How is the Wave Function u(r) = Asin(kr) Normalized?

[1v1Dota2RightMeow]

Homework Statement

I don't see how the author normalizes $u(r)=Asin(kr)$. From Griffiths, Introduction to Quantum Mechanics, 2nd edition, page 141-142:

http://imgur.com/a/bo8v6

Homework Equations

$\int_0^{\infty} \int_0^{\pi} \int_0^{2\pi}|A|^2 \sin^2(\frac{n\pi r}{a})r^2 \sin \theta drd\theta d\phi=1$

The Attempt at a Solution

My integral was
$\int_0^{\infty} \int_0^{\pi} \int_0^{2\pi}|A|^2 \sin^2(\frac{n\pi r}{a})r^2 \sin \theta drd\theta d\phi=1$

Mathematica simplifies the integral (without the $A$ for simplicity) to
$=\int_0^{\infty}4\pi r^2 \sin^2(\frac{n\pi r}{a})dr$

but it stops there. I don't think this integral converges. Did I make a mistake somewhere?

 

[Fightfish]

As Griffiths himself makes clear - the radial part of the wavefunction is $R(r) = u(r) /r$, so that is what you should be putting in the integral instead. When he says normalising $u(r)$, what he really means is finding the coefficient $A$

 

[TSny]

What is the value of the wavefunction for r > a?

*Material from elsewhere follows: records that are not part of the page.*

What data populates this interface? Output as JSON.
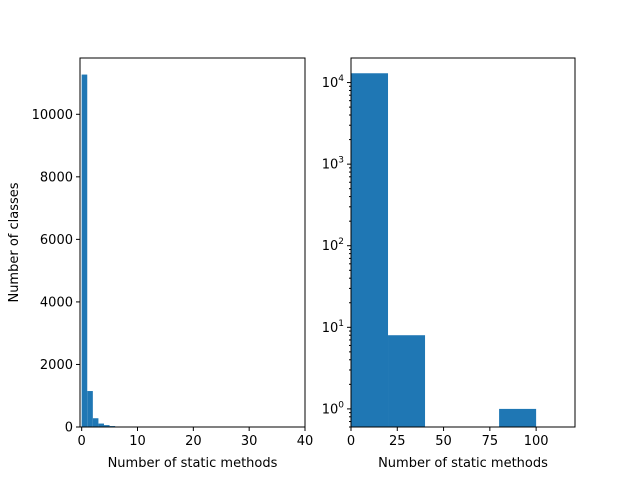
{
  "chart_data": [
    {
      "type": "bar",
      "subtype": "histogram",
      "title": "",
      "xlabel": "Number of static methods",
      "ylabel": "Number of classes",
      "yscale": "linear",
      "xlim": [
        -0.3,
        40
      ],
      "ylim": [
        0,
        11800
      ],
      "xticks": [
        0,
        10,
        20,
        30,
        40
      ],
      "yticks": [
        0,
        2000,
        4000,
        6000,
        8000,
        10000
      ],
      "bins": [
        {
          "x0": 0,
          "x1": 1,
          "value": 11270
        },
        {
          "x0": 1,
          "x1": 2,
          "value": 1150
        },
        {
          "x0": 2,
          "x1": 3,
          "value": 280
        },
        {
          "x0": 3,
          "x1": 4,
          "value": 110
        },
        {
          "x0": 4,
          "x1": 5,
          "value": 60
        },
        {
          "x0": 5,
          "x1": 6,
          "value": 30
        },
        {
          "x0": 6,
          "x1": 7,
          "value": 15
        },
        {
          "x0": 7,
          "x1": 8,
          "value": 8
        },
        {
          "x0": 8,
          "x1": 9,
          "value": 5
        }
      ],
      "grid": false,
      "color": "#1f77b4"
    },
    {
      "type": "bar",
      "subtype": "histogram",
      "title": "",
      "xlabel": "Number of static methods",
      "ylabel": "",
      "yscale": "log",
      "xlim": [
        0,
        121
      ],
      "ylim": [
        0.6,
        20000
      ],
      "xticks": [
        0,
        25,
        50,
        75,
        100
      ],
      "yticks": [
        1,
        10,
        100,
        1000,
        10000
      ],
      "ytick_labels": [
        {
          "base": "10",
          "exp": "0"
        },
        {
          "base": "10",
          "exp": "1"
        },
        {
          "base": "10",
          "exp": "2"
        },
        {
          "base": "10",
          "exp": "3"
        },
        {
          "base": "10",
          "exp": "4"
        }
      ],
      "bins": [
        {
          "x0": 0,
          "x1": 20,
          "value": 13000
        },
        {
          "x0": 20,
          "x1": 40,
          "value": 8
        },
        {
          "x0": 80,
          "x1": 100,
          "value": 1
        }
      ],
      "grid": false,
      "color": "#1f77b4"
    }
  ]
}
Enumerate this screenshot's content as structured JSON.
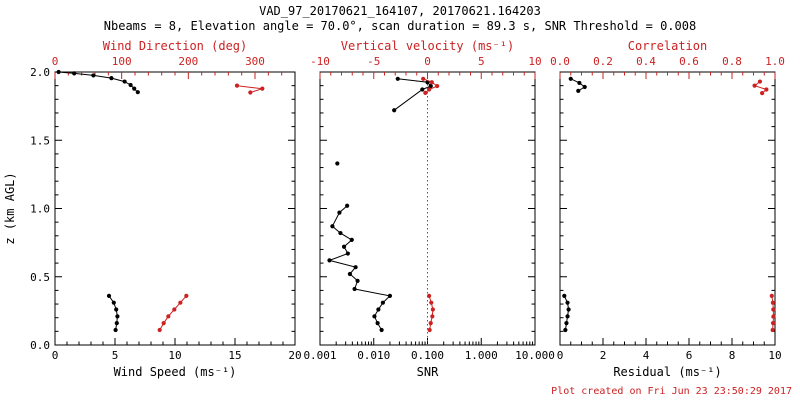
{
  "header": {
    "title": "VAD_97_20170621_164107, 20170621.164203",
    "subtitle": "Nbeams = 8, Elevation angle = 70.0°, scan duration = 89.3 s, SNR Threshold = 0.008"
  },
  "footer": {
    "created": "Plot created on Fri Jun 23 23:50:29 2017"
  },
  "colors": {
    "axis_black": "#000000",
    "accent_red": "#cc2222",
    "background": "#ffffff"
  },
  "y_axis": {
    "label": "z (km AGL)",
    "lim": [
      0,
      2
    ],
    "tick_values": [
      0,
      0.5,
      1,
      1.5,
      2
    ],
    "tick_labels": [
      "0.0",
      "0.5",
      "1.0",
      "1.5",
      "2.0"
    ]
  },
  "chart_data": [
    {
      "id": "wind",
      "type": "scatter",
      "mode": "lines+markers",
      "title_bottom": "Wind Speed (ms⁻¹)",
      "title_top": "Wind Direction (deg)",
      "bottom_axis": {
        "scale": "linear",
        "lim": [
          0,
          20
        ],
        "tick_values": [
          0,
          5,
          10,
          15,
          20
        ],
        "tick_labels": [
          "0",
          "5",
          "10",
          "15",
          "20"
        ],
        "color": "black",
        "minor": 4
      },
      "top_axis": {
        "scale": "linear",
        "lim": [
          0,
          360
        ],
        "tick_values": [
          0,
          100,
          200,
          300
        ],
        "tick_labels": [
          "0",
          "100",
          "200",
          "300"
        ],
        "color": "red",
        "minor": 4
      },
      "series": [
        {
          "name": "Wind Speed",
          "axis": "bottom",
          "color": "black",
          "segments": [
            [
              [
                0.3,
                2.0
              ],
              [
                1.6,
                1.99
              ],
              [
                3.2,
                1.975
              ],
              [
                4.7,
                1.955
              ],
              [
                5.8,
                1.93
              ],
              [
                6.3,
                1.905
              ],
              [
                6.6,
                1.878
              ],
              [
                6.9,
                1.852
              ]
            ],
            [
              [
                4.5,
                0.36
              ],
              [
                4.9,
                0.31
              ],
              [
                5.1,
                0.26
              ],
              [
                5.2,
                0.21
              ],
              [
                5.15,
                0.16
              ],
              [
                5.05,
                0.11
              ]
            ]
          ]
        },
        {
          "name": "Wind Direction",
          "axis": "top",
          "color": "red",
          "segments": [
            [
              [
                273,
                1.9
              ],
              [
                311,
                1.878
              ],
              [
                293,
                1.85
              ]
            ],
            [
              [
                197,
                0.36
              ],
              [
                188,
                0.31
              ],
              [
                179,
                0.26
              ],
              [
                170,
                0.21
              ],
              [
                163,
                0.16
              ],
              [
                157,
                0.11
              ]
            ]
          ]
        }
      ]
    },
    {
      "id": "snr",
      "type": "scatter",
      "mode": "lines+markers",
      "title_bottom": "SNR",
      "title_top": "Vertical velocity (ms⁻¹)",
      "bottom_axis": {
        "scale": "log",
        "lim": [
          0.001,
          10
        ],
        "tick_values": [
          0.001,
          0.01,
          0.1,
          1,
          10
        ],
        "tick_labels": [
          "0.001",
          "0.010",
          "0.100",
          "1.000",
          "10.000"
        ],
        "color": "black"
      },
      "top_axis": {
        "scale": "linear",
        "lim": [
          -10,
          10
        ],
        "tick_values": [
          -10,
          -5,
          0,
          5,
          10
        ],
        "tick_labels": [
          "-10",
          "-5",
          "0",
          "5",
          "10"
        ],
        "color": "red",
        "minor": 4
      },
      "refline": {
        "axis": "top",
        "value": 0,
        "color": "red",
        "style": "dotted"
      },
      "series": [
        {
          "name": "SNR",
          "axis": "bottom",
          "color": "black",
          "segments": [
            [
              [
                0.028,
                1.95
              ],
              [
                0.1,
                1.925
              ],
              [
                0.115,
                1.897
              ],
              [
                0.08,
                1.872
              ],
              [
                0.024,
                1.72
              ]
            ],
            [
              [
                0.0021,
                1.33
              ]
            ],
            [
              [
                0.0032,
                1.02
              ],
              [
                0.0023,
                0.97
              ],
              [
                0.0017,
                0.87
              ],
              [
                0.0024,
                0.82
              ],
              [
                0.0039,
                0.77
              ],
              [
                0.0028,
                0.72
              ],
              [
                0.0033,
                0.67
              ],
              [
                0.0015,
                0.62
              ],
              [
                0.0046,
                0.57
              ],
              [
                0.0036,
                0.52
              ],
              [
                0.005,
                0.47
              ],
              [
                0.0044,
                0.41
              ],
              [
                0.02,
                0.36
              ],
              [
                0.0148,
                0.31
              ],
              [
                0.0122,
                0.26
              ],
              [
                0.0103,
                0.21
              ],
              [
                0.0118,
                0.16
              ],
              [
                0.014,
                0.11
              ]
            ]
          ]
        },
        {
          "name": "Vertical velocity",
          "axis": "top",
          "color": "red",
          "segments": [
            [
              [
                -0.4,
                1.95
              ],
              [
                0.4,
                1.925
              ],
              [
                0.9,
                1.897
              ],
              [
                0.15,
                1.872
              ],
              [
                -0.2,
                1.847
              ]
            ],
            [
              [
                0.15,
                0.36
              ],
              [
                0.35,
                0.31
              ],
              [
                0.5,
                0.26
              ],
              [
                0.45,
                0.21
              ],
              [
                0.3,
                0.16
              ],
              [
                0.2,
                0.11
              ]
            ]
          ]
        }
      ]
    },
    {
      "id": "residual",
      "type": "scatter",
      "mode": "lines+markers",
      "title_bottom": "Residual (ms⁻¹)",
      "title_top": "Correlation",
      "bottom_axis": {
        "scale": "linear",
        "lim": [
          0,
          10
        ],
        "tick_values": [
          0,
          2,
          4,
          6,
          8,
          10
        ],
        "tick_labels": [
          "0",
          "2",
          "4",
          "6",
          "8",
          "10"
        ],
        "color": "black",
        "minor": 3
      },
      "top_axis": {
        "scale": "linear",
        "lim": [
          0,
          1
        ],
        "tick_values": [
          0,
          0.2,
          0.4,
          0.6,
          0.8,
          1
        ],
        "tick_labels": [
          "0.0",
          "0.2",
          "0.4",
          "0.6",
          "0.8",
          "1.0"
        ],
        "color": "red",
        "minor": 3
      },
      "series": [
        {
          "name": "Residual",
          "axis": "bottom",
          "color": "black",
          "segments": [
            [
              [
                0.5,
                1.95
              ],
              [
                0.9,
                1.92
              ],
              [
                1.15,
                1.89
              ],
              [
                0.85,
                1.862
              ]
            ],
            [
              [
                0.2,
                0.36
              ],
              [
                0.35,
                0.31
              ],
              [
                0.4,
                0.26
              ],
              [
                0.35,
                0.21
              ],
              [
                0.3,
                0.16
              ],
              [
                0.25,
                0.11
              ]
            ]
          ]
        },
        {
          "name": "Correlation",
          "axis": "top",
          "color": "red",
          "segments": [
            [
              [
                0.93,
                1.93
              ],
              [
                0.905,
                1.9
              ],
              [
                0.96,
                1.872
              ],
              [
                0.94,
                1.845
              ]
            ],
            [
              [
                0.985,
                0.36
              ],
              [
                0.99,
                0.31
              ],
              [
                0.992,
                0.26
              ],
              [
                0.993,
                0.21
              ],
              [
                0.991,
                0.16
              ],
              [
                0.989,
                0.11
              ]
            ]
          ]
        }
      ]
    }
  ]
}
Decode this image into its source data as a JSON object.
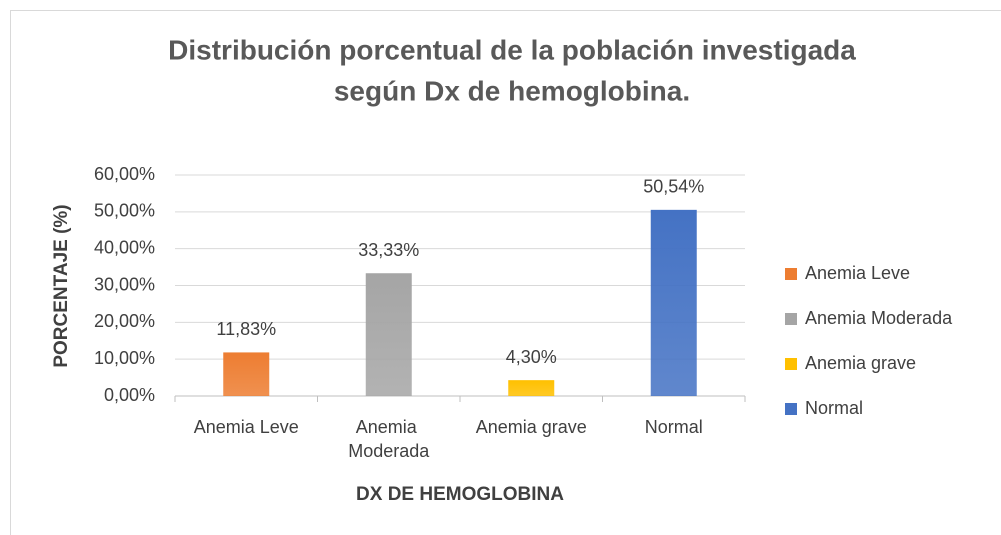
{
  "chart_data": {
    "type": "bar",
    "title": [
      "Distribución porcentual de la población investigada",
      "según Dx de hemoglobina."
    ],
    "categories": [
      "Anemia Leve",
      "Anemia Moderada",
      "Anemia grave",
      "Normal"
    ],
    "values": [
      11.83,
      33.33,
      4.3,
      50.54
    ],
    "value_labels": [
      "11,83%",
      "33,33%",
      "4,30%",
      "50,54%"
    ],
    "colors": [
      "#ed7d31",
      "#a5a5a5",
      "#ffc000",
      "#4472c4"
    ],
    "ylim": [
      0,
      60
    ],
    "yticks": [
      {
        "value": 0,
        "label": "0,00%"
      },
      {
        "value": 10,
        "label": "10,00%"
      },
      {
        "value": 20,
        "label": "20,00%"
      },
      {
        "value": 30,
        "label": "30,00%"
      },
      {
        "value": 40,
        "label": "40,00%"
      },
      {
        "value": 50,
        "label": "50,00%"
      },
      {
        "value": 60,
        "label": "60,00%"
      }
    ],
    "y_label": "PORCENTAJE (%)",
    "x_label": "DX DE HEMOGLOBINA",
    "grid": true,
    "legend": "right"
  }
}
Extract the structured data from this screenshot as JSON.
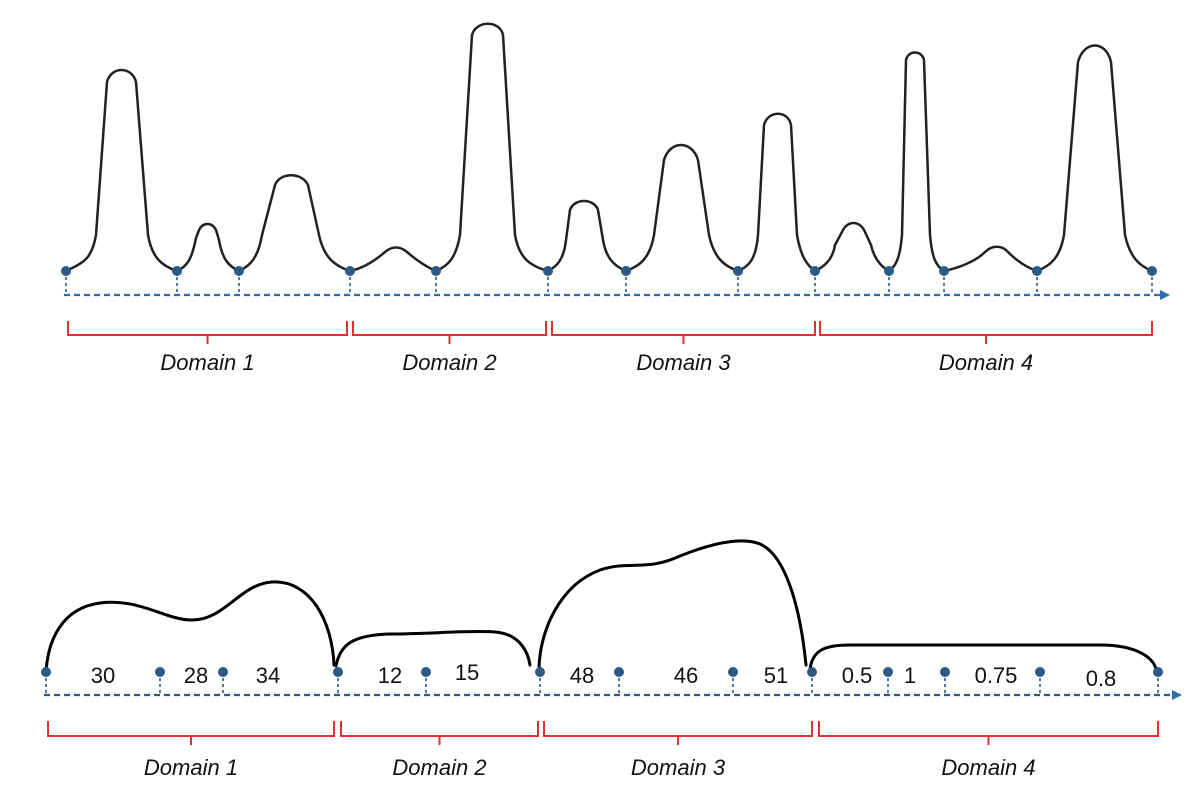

The normalization condition for the radial part of the wavefunction R(r) is given in Griffith's equation [4.31] (not shown in your picture).

 

[1v1Dota2RightMeow]

What is the value of the wavefunction for r > a?

The normalization condition for the radial part of the wavefunction R(r) is given in Griffith's equation [4.31] (not shown in your picture).

The wavefunction is $0$ for $r>a$.

 

[1v1Dota2RightMeow]

As Griffiths himself makes clear - the radial part of the wavefunction is $R(r) = u(r) /r$, so that is what you should be putting in the integral instead. When he says normalising $u(r)$, what he really means is finding the coefficient $A$

Ah I see. Ok then but normalizing according to that equation yields $\int_0^{\infty} |A|^2 sin^2 (n*\pi *r/a)dr$, which does not converge.

 

[TSny]

Did you take account of the fact that the wavefunction vanishes for r > a?

 

[1v1Dota2RightMeow]

Did you take account of the fact that the wavefunction vanishes for r > a?

But I thought whenever you normalize, you integrate over all space?

 

[TSny]

Yes, you integrate over all space. But you have to use the correct wavefunction for all of space.

 

[TSny]

To put it another way, is there a need to integrate over regions of space where the wavefunction is zero?

 

[1v1Dota2RightMeow]

Yes, you integrate over all space. But you have to use the correct wavefunction for all of space.

So you mean the integral should technically be $\int_0^a |A|^2 sin^2 (n\pi r/a)dr + \int_a^{\infty} 0 dr$ ??

 

[TSny]

So you mean the integral should technically be $\int_0^a |A|^2 sin^2 (n\pi r/a)dr + \int_a^{\infty} 0 dr$ ??

Yes.

 

[1v1Dota2RightMeow]

Yes.

facepalm.jpgUgh...makes sense. Sorry for being so dense. Thanks!